I lost several family members in this decade and death became normal, like a friend you take to the ball game. Death sits down next to you and you’re not surprised, it says how are you, you say, yes, fine, wow, fancy seeing you here hehe.
Death took my aunt after she fell down some stairs and broke her head.
Death took a grandfather of mine because he was old and his heart was tired.
Death took a friend of mine—cancer rented out his lungs and continued making payments until the lungs were no longer my friend’s.
Death ran one of my friends over. Death burst a blood vessel in my friend’s brain. This friend liked maritime activities and now they can’t think about ships again.
40-49
I found a partner and we created a child together. The child was not long for this world and didn’t survive. We returned the child to the earth. My partner and I decided not to pursue love together and shook hands, thanked each other—I wish you well, wherever you go.
It is funny to think that at 40 years old, I didn’t know I was going to die in 21 years time. Ridley Scott could have made the film Gladiator and garnered a legion of fans in that same period of time.
50-59
A slow, but inevitable decline. My toes have hurt since my thirties. In fact, most bones have ached for many years now, but only in my fifties did this aching turn sinister.
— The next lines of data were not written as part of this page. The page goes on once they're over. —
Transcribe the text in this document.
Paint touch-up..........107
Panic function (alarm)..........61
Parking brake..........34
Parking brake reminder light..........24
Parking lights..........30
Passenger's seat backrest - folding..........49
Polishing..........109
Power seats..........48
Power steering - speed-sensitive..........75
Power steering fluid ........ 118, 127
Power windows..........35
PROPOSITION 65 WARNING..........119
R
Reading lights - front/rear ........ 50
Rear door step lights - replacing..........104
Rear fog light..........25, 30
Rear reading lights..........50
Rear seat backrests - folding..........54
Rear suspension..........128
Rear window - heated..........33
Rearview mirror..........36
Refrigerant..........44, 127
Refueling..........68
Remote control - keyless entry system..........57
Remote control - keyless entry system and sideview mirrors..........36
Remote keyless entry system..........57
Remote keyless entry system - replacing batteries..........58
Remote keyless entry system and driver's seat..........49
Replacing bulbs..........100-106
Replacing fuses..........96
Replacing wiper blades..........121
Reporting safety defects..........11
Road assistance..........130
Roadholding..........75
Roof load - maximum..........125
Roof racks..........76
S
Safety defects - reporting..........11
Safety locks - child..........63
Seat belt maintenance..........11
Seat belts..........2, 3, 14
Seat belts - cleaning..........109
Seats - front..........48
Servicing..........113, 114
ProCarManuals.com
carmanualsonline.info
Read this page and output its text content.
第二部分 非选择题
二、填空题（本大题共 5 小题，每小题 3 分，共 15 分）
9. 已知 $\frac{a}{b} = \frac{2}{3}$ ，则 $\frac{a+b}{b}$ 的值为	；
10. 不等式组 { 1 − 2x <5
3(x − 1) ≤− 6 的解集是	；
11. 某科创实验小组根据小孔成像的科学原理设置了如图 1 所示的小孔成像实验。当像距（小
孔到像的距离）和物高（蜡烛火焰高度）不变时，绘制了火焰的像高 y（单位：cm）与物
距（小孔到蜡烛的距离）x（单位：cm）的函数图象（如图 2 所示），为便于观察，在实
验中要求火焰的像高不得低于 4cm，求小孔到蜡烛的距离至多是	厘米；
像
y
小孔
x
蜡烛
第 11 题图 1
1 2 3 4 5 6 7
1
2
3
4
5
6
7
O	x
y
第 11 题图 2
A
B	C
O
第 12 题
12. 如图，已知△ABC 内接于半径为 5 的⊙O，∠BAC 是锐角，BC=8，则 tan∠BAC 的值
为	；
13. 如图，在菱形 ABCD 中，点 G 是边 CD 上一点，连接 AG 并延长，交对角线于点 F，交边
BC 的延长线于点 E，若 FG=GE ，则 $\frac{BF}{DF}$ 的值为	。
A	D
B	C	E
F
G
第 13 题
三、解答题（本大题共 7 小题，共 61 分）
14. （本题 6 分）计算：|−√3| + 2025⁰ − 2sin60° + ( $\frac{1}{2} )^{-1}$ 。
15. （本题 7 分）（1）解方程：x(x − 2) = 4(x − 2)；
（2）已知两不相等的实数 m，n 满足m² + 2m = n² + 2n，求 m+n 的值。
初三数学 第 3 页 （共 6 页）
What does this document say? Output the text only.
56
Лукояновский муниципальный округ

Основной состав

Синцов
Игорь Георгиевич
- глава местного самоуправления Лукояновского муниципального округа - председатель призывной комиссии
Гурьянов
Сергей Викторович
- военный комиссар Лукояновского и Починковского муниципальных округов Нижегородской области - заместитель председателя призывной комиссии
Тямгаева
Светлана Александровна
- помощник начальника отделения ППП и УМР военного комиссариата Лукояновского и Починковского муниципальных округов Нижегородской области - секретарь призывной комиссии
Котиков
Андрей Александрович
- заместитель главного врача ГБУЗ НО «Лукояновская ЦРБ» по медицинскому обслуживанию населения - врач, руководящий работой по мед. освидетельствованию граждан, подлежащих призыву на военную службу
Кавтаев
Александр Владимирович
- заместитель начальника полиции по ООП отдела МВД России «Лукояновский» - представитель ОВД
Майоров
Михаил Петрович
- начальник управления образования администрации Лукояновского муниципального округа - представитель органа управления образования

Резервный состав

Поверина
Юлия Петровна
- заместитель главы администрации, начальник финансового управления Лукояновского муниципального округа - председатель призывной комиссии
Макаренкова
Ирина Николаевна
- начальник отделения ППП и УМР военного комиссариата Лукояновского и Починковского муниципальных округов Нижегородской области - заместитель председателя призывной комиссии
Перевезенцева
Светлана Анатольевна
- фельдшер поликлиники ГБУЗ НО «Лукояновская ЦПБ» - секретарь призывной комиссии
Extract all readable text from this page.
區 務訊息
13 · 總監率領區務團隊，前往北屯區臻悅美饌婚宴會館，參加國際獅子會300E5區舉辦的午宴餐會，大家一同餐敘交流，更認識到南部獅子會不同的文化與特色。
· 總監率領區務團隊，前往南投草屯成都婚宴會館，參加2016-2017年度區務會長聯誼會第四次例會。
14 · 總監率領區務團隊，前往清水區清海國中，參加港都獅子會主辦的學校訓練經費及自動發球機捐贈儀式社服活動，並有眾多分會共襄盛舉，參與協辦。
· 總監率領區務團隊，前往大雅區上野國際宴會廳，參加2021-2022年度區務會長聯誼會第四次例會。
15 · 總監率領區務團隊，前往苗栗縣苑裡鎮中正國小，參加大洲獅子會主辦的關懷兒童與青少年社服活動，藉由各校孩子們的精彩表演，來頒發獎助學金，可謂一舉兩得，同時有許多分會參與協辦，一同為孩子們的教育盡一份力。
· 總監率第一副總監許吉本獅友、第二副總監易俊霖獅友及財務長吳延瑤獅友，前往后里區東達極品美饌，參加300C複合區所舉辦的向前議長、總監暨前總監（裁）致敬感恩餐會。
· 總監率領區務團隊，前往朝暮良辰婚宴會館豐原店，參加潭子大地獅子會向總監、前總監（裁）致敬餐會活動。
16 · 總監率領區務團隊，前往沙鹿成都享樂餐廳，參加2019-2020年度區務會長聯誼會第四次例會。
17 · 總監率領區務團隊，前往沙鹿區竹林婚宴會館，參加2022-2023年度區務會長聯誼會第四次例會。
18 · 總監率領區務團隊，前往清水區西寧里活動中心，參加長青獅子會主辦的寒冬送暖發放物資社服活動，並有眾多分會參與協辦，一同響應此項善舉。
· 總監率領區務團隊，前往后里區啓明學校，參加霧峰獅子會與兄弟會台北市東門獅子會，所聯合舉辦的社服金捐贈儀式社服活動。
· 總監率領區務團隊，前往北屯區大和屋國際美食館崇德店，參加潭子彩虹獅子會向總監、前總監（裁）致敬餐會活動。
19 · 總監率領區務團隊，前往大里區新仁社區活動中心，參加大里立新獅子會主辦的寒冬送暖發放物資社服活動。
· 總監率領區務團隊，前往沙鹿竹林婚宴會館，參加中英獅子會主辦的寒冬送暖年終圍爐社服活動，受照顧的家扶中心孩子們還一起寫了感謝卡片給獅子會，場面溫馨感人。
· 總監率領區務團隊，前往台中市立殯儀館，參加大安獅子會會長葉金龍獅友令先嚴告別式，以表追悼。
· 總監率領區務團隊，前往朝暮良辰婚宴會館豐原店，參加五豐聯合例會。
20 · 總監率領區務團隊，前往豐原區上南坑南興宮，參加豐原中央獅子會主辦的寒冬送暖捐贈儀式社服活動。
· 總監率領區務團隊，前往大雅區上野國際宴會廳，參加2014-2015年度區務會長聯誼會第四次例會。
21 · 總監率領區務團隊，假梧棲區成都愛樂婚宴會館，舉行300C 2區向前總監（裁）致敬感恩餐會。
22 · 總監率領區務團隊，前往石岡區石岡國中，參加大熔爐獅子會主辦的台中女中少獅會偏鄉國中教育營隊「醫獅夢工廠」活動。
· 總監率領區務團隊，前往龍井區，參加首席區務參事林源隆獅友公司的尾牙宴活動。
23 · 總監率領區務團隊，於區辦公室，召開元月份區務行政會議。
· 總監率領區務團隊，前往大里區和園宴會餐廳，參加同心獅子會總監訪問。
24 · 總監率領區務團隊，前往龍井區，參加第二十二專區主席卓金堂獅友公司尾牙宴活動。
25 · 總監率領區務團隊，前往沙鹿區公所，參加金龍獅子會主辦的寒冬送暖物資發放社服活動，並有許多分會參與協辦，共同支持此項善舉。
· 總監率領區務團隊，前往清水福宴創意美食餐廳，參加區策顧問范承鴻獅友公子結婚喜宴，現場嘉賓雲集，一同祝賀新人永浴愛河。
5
If I could grade my organs I’d say:
Brain A+
Lungs C-
Penis B+
I confuse organs with limbs, the same way that people think tomatoes are a vegetable.
I was not surrounded by loved ones. I filled my time with hobbies, but I grew weary of them. Things are only good if you’re watched by others or congratulated for doing them.
Life is a theater production where we do silly activities as we rot!
But the beauty, the horror.
60-61
The oil painting I present to you, at the end of my life, is a landscape. The colors are tasteful, the composition considered. A painting is a flat thing to the eye, but in our minds it is endless.